Practice Transformation for Quality Payment Program Success
As nephrology practices evolve to meet the demands of value-based care, including the requirements of the Quality Payment Program (QPP), certain operational changes must be implemented. In addition to direct patient care, providers are now being asked to perform tasks more often associated with population health managers. It is these population health management tasks that can help a clinical practice succeed in models of value-based medicine. However, in order to do this, practices must transform.
The right tools, data and roles
Health care is increasingly about the management of data. Electronic health records (EHRs) (single-patient data collection and review), care management platforms (group data collection and review), and data registries (provider and group performance against care benchmarks) all support the needed submissions to the ranking, rating and reporting mechanisms used by public and private payers. These tools, each focused on different aggregations of data, are designed to help practices to identify and understand what functional changes and process improvements can yield more success in value-based care. In a fee-for-service world, practices were encouraged to maximize patient encounters, and that continues to influence how practices operate today. As such, a large step in practice transformation involves adding or evolving clinical and office staff to take on health information management (HIM) roles—functions that facilitate the identification, collection, curation and reporting of key data about the practice along with use of the data to enhance care. The two main roles are best described as “data wrangler” (HIM professionals) and care coordinator (who may be qualified nursing staff).

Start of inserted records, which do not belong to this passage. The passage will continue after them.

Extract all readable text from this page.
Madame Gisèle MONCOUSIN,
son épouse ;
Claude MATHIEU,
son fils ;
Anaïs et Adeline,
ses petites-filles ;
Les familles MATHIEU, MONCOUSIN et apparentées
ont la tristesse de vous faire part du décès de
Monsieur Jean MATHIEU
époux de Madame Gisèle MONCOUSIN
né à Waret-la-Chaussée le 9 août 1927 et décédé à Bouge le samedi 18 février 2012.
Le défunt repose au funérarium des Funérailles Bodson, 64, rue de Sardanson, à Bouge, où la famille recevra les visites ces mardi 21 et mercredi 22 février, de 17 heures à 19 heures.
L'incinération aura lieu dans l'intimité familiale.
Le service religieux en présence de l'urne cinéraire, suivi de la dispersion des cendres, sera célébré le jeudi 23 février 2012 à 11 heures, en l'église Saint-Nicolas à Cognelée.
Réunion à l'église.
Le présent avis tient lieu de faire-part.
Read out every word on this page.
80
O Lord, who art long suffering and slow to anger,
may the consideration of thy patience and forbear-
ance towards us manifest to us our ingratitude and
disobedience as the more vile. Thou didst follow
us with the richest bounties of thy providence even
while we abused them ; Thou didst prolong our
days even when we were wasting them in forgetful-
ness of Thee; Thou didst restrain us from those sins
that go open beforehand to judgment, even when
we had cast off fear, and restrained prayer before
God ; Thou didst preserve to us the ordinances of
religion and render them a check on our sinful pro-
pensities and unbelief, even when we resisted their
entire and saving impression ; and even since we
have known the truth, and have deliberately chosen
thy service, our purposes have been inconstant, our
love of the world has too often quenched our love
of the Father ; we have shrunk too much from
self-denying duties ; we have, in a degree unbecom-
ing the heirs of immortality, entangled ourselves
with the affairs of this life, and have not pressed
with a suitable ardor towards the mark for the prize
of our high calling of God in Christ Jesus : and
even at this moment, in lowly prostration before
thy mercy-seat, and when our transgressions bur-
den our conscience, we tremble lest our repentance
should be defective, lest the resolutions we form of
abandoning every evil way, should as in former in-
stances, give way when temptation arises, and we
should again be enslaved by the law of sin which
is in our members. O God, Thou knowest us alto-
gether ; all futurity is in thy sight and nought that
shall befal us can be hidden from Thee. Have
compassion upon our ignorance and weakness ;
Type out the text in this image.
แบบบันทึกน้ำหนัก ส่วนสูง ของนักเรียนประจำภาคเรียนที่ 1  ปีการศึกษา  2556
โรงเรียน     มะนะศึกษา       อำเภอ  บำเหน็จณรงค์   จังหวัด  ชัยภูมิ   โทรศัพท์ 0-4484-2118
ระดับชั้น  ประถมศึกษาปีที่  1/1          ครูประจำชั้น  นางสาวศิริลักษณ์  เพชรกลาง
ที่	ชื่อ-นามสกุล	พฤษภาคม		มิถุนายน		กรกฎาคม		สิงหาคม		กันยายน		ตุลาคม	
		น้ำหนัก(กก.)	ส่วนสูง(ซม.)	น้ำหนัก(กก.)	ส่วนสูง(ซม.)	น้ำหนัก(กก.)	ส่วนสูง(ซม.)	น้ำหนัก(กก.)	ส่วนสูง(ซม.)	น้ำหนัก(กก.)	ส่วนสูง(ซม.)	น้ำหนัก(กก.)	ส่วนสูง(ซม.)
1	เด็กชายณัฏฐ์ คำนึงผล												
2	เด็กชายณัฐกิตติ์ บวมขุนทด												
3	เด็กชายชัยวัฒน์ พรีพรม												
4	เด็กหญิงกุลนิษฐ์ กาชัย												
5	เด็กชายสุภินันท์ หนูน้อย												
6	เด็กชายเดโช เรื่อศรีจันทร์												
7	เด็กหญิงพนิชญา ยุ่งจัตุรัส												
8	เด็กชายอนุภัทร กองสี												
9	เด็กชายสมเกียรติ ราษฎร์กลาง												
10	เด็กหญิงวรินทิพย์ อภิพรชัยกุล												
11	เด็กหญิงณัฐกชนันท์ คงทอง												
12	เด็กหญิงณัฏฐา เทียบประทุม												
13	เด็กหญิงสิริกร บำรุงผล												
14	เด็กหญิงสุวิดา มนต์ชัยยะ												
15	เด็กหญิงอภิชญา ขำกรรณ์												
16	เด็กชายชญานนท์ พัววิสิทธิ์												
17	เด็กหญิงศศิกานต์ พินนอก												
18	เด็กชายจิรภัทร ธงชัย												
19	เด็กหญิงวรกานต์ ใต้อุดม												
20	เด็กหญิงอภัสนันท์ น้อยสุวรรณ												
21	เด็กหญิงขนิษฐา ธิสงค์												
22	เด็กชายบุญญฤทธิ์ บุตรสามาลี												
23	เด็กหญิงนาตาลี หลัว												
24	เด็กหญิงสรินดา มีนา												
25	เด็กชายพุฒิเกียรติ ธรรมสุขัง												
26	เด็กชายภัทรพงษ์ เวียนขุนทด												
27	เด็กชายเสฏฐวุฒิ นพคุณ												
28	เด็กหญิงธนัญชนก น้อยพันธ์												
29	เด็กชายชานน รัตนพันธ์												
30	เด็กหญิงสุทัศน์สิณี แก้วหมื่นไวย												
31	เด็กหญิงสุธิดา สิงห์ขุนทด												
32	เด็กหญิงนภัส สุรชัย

The role of a data wrangler involves identifying what data is required, recognizing where in the office workflow data can be gathered, monitoring and curating the quality of the collected data, generating interim reports for process improvement and providing final reports for payers. In order to serve in these functions, the individual will need IT knowledge, regulatory knowledge and some clinical exposure.
Care coordinators gather data, enact care plans and champion process improvement activities. This work is often done outside the framework of traditional face-to-face encounters; i.e., over the phone with patients and in team meetings with physicians and clinic staff. This role draws heavily on clinical experience, case management and an understanding of population health.
To be sure, physicians and advanced practitioners also need to participate in data gathering (through EHRs), quality reviews, gap and outlier reports (through care management platforms), care plan development and monitoring, and outcomes and scorecard review (through the Clinical Quality Data Registries). The goal is for care coordinators and data wranglers to support front-line clinicians, thereby minimizing the disruption to patient care time and optimizing the reported information into actionable and easily understood data.
Steps to practice transformation success
While each practice’s transformation path will vary based on goals, capabilities and resources, there are some high-level standardized steps.
Step 1: Identify the end goal. While participating in a payer-driven quality reporting program, is the goal to understand patterns of care and maximize measured quality, offer bonuses internal to the practice, or maximize reimbursement? The degree to which one must undergo practice transformation is dependent on the answer to this question.
Step 2: Before starting, determine the data needed to successfully collect measures—i.e., denominator inclusion and exclusion criteria and numerator data—and then understand what reports will be needed based on this data. While the measures may change depending on the goal of transformation, the process of understanding how data are collected and reported is invaluable and translates across all quality improvement work.
Step 3: Clarify who will be your data wrangler and care coordinator in order to maximize data gathering, monitoring, analysis and reporting.
Step 4: Establish and understand the timeline to transformation. Incorporating quality reporting into a typical practice is a multiyear endeavor. Assuming everything goes smoothly, it can take two to three years, especially considering government programs that incentivize payments two years after reporting. The typical steps along the timeline of transformation include the following:
- Decide on measures that reflect care
- Dissect measures and confirm sources
- Hire and train HIM professionals and care managers
- Enact provider contract updates
- Make HR policy updates to ensure both financial incentives and behavior expectations are clearly established and aligned with quality data gathering and reporting
- Confirm data extraction and submission
- Monitor data integrity
- Gather feedback and make workflow adjustments
Obstacles to success
While the steps to practice transformation may appear clear cut, there are potential challenges to consider. First, practitioners and clinical staff may be resistant to embracing work outside relative value unit-based care. In addition, it is challenging to work with data to maximize performance, especially with long-standing patterns of care activity. Like any shift, sufficient time and education must be provided to maximize success for all the providers in a practice.
It is financially challenging to work under a report-now/bonus or penalty-later structure. To be sure, practices will experience new and expanded costs, which may prove financially difficult until payments are realized down the road. The transition to a value-based care model is often not an opportunity to improve return on investment as traditionally defined, but to grow the practice in accordance with industry trends—a focus on quality outcomes, efficient resource use and a superior patient experience.
Transforming a traditional clinical practice into one that can produce success with quality payment means adopting operational and cultural change—including data management, human resources changes, and process modifications and improvements. Many political and financial indicators point toward a long-term focus on value-based care, using both provider performance and care costs across populations of patients as the metrics of success. The question is, how will the typical practice evolve?